Les récents chiffres décevants de l'emploi aux États-Unis incitent la Banque centrale américaine (Fed) à repousser ses futures hausses de taux d'intérêt. Par conséquent, le dollar a cédé du terrain face à presque toutes les grandes devises mondiales, à l'exception du yen. Toutefois, la devise japonaise a fortement progressé au cours des deux dernières semaines en raison d'interventions agressives du Japon et des États-Unis ; la faible performance de la semaine dernière doit donc être relativisée. Sur les autres marchés, la Bourse continue de battre des records et les obligations se stabilisent, les investisseurs choisissant d'ignorer pour le moment les prix élevés du pétrole et le manque de progrès diplomatiques avec l'Iran.
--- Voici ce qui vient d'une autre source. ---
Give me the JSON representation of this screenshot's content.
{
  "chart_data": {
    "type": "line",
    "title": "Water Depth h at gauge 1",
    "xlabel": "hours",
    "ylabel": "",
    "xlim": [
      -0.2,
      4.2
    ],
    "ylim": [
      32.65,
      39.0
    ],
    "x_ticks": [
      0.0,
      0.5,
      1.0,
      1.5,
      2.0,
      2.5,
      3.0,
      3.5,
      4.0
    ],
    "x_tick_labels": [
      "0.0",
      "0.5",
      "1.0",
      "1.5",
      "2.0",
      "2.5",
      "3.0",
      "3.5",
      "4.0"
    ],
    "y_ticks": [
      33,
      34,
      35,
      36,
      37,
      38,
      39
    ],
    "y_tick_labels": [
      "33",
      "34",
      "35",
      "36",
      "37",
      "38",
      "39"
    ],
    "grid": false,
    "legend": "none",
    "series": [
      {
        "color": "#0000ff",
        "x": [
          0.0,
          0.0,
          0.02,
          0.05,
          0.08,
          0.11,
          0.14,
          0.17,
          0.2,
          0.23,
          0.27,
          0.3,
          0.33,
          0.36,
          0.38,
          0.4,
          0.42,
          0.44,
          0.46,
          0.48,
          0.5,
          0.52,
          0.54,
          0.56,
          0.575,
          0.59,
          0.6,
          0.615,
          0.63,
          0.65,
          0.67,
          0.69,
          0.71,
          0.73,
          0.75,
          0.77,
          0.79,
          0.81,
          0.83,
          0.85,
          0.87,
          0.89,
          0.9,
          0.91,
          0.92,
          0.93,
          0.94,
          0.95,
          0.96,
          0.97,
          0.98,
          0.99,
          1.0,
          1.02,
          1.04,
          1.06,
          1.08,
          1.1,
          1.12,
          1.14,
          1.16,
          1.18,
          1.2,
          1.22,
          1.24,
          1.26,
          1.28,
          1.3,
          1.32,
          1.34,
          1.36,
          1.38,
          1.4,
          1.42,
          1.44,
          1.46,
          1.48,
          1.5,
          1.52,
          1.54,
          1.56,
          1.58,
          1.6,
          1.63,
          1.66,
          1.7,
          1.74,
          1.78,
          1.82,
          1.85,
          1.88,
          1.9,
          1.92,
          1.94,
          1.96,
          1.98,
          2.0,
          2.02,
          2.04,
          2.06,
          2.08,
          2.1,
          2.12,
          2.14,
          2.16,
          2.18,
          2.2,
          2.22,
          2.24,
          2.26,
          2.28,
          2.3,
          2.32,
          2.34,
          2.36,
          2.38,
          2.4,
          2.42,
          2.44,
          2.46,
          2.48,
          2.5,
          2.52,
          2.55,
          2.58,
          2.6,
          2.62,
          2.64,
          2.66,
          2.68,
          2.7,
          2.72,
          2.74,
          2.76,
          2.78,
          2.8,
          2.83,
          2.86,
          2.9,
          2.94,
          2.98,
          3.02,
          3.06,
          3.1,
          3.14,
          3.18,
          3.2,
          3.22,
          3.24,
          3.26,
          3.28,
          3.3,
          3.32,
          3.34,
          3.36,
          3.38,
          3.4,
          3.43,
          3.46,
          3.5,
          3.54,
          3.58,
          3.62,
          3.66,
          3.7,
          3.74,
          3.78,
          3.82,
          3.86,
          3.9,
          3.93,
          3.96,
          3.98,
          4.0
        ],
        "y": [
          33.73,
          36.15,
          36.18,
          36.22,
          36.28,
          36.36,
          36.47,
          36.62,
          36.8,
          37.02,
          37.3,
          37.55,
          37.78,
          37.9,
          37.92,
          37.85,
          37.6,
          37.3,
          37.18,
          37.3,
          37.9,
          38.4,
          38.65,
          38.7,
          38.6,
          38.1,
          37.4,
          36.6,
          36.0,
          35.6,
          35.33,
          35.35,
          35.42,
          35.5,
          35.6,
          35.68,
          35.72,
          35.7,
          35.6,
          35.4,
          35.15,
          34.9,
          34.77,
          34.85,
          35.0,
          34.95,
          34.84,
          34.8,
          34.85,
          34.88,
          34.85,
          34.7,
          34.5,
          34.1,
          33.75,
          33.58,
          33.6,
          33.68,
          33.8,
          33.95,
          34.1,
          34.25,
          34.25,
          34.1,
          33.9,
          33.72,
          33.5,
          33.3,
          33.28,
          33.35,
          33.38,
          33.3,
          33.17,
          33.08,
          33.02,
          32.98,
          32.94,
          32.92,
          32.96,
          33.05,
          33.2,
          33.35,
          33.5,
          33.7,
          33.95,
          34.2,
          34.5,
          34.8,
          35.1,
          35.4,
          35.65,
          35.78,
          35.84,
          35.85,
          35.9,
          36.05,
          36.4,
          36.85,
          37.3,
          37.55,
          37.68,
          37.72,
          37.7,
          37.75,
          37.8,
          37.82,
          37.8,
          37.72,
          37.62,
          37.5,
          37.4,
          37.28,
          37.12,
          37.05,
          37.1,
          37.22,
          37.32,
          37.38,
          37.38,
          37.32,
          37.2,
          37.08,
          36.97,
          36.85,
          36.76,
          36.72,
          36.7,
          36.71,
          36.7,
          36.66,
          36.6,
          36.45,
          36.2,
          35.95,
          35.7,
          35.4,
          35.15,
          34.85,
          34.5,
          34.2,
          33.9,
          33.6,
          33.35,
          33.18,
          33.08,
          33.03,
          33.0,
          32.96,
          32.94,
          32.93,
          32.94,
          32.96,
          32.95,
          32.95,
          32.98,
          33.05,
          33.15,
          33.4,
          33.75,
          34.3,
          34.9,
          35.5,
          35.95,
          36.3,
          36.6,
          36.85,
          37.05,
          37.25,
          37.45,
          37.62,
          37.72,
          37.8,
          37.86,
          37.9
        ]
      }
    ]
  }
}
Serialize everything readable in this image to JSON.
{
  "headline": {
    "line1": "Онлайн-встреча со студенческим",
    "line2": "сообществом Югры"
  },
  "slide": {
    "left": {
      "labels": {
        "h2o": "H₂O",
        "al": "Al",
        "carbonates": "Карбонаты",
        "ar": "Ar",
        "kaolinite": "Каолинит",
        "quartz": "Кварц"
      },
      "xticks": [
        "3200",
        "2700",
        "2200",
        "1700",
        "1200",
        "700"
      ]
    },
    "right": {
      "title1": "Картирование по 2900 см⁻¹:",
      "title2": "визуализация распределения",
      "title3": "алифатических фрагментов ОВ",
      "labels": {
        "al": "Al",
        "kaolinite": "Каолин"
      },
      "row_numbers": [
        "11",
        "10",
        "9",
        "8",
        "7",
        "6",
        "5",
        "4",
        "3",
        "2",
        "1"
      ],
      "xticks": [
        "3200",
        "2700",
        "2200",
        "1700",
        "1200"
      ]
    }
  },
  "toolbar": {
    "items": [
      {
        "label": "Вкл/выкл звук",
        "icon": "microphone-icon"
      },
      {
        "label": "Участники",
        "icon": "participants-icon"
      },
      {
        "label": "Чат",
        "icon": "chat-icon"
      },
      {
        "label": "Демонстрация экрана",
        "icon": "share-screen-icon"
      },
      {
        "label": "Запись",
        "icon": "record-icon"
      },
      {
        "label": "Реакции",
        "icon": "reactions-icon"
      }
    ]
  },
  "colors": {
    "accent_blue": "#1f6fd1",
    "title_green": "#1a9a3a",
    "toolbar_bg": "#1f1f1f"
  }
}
L'attention se tourne désormais vers les chiffres de l'inflation américaine de juillet, attendus ce mercredi. Jusqu'à présent, l'inflation américaine n'a montré que peu de signes d'effets de second tour. Ce rapport est l'un des deux derniers avant la réunion cruciale de la Fed en septembre. Les marchés surveilleront également de près les importantes ventes de dette publique américaine tout au long de la semaine. Les données du PIB britannique pour le deuxième trimestre 2026, publiées jeudi, constitueront également un indicateur clé, bien qu'il s'agisse d'une donnée décalée dans le temps.
EUR
Malgré une semaine peu chargée en données économiques, on constate que l'économie allemande profite enfin de son grand plan de relance de 2025. De plus, les indicateurs d'activité de la zone euro, tels que les indices PMI, repartent à la hausse, montrant que la forte croissance du printemps se prolonge cet été. Les marchés intègrent une probabilité de 80 % d'une deuxième hausse des taux lors de la réunion de la BCE en septembre, ce qui aide l'euro à poursuivre sa progression face au dollar.
USD
Un faible rapport sur l'emploi publié vendredi a créé la surprise à la baisse, bien que d'autres indicateurs continuent de ne montrer que peu de changements dans la dynamique du marché du travail américain : les créations de postes ralentissent, mais suffisent à compenser la baisse de la main-d'œuvre disponible. Notre analyse par rapport à l’économie américaine reste donc inchangée. En ce qui concerne la Réserve fédérale, les récentes données sur l'emploi et l'inflation confortent notre opinion selon laquelle la banque centrale maintiendra ses taux inchangés en septembre. Les chiffres de l'inflation de juillet, attendus mercredi, constitueront la prochaine étape décisive, mais seule une très forte, et improbable, hausse des prix pourrait pousser la Fed à relever ses taux.
CHF
Le franc s'est légèrement apprécié face au dollar la semaine dernière, bien qu'il soit resté en retrait par rapport à la plupart des autres devises du G10. Le regain d'optimisme concernant un éventuel accord sur le détroit d'Ormuz est légèrement défavorable au franc, ce qui pourrait expliquer en partie cette sous-performance. Les données macroéconomiques suisses n'ont pas non plus arrangé les choses : l'indice PMI manufacturier de juillet a déçu les attentes, tandis que les prix à la consommation ont enregistré leur première baisse mensuelle depuis janvier.
Dans l'ensemble, rien dans ces données ne laisse présager que la Banque nationale suisse relèvera ses taux d'ici au moins la fin de l'année. Cela pourrait contribuer à tirer la paire EUR/CHF vers le haut si la BCE relève effectivement ses taux en septembre, comme nous le prévoyons.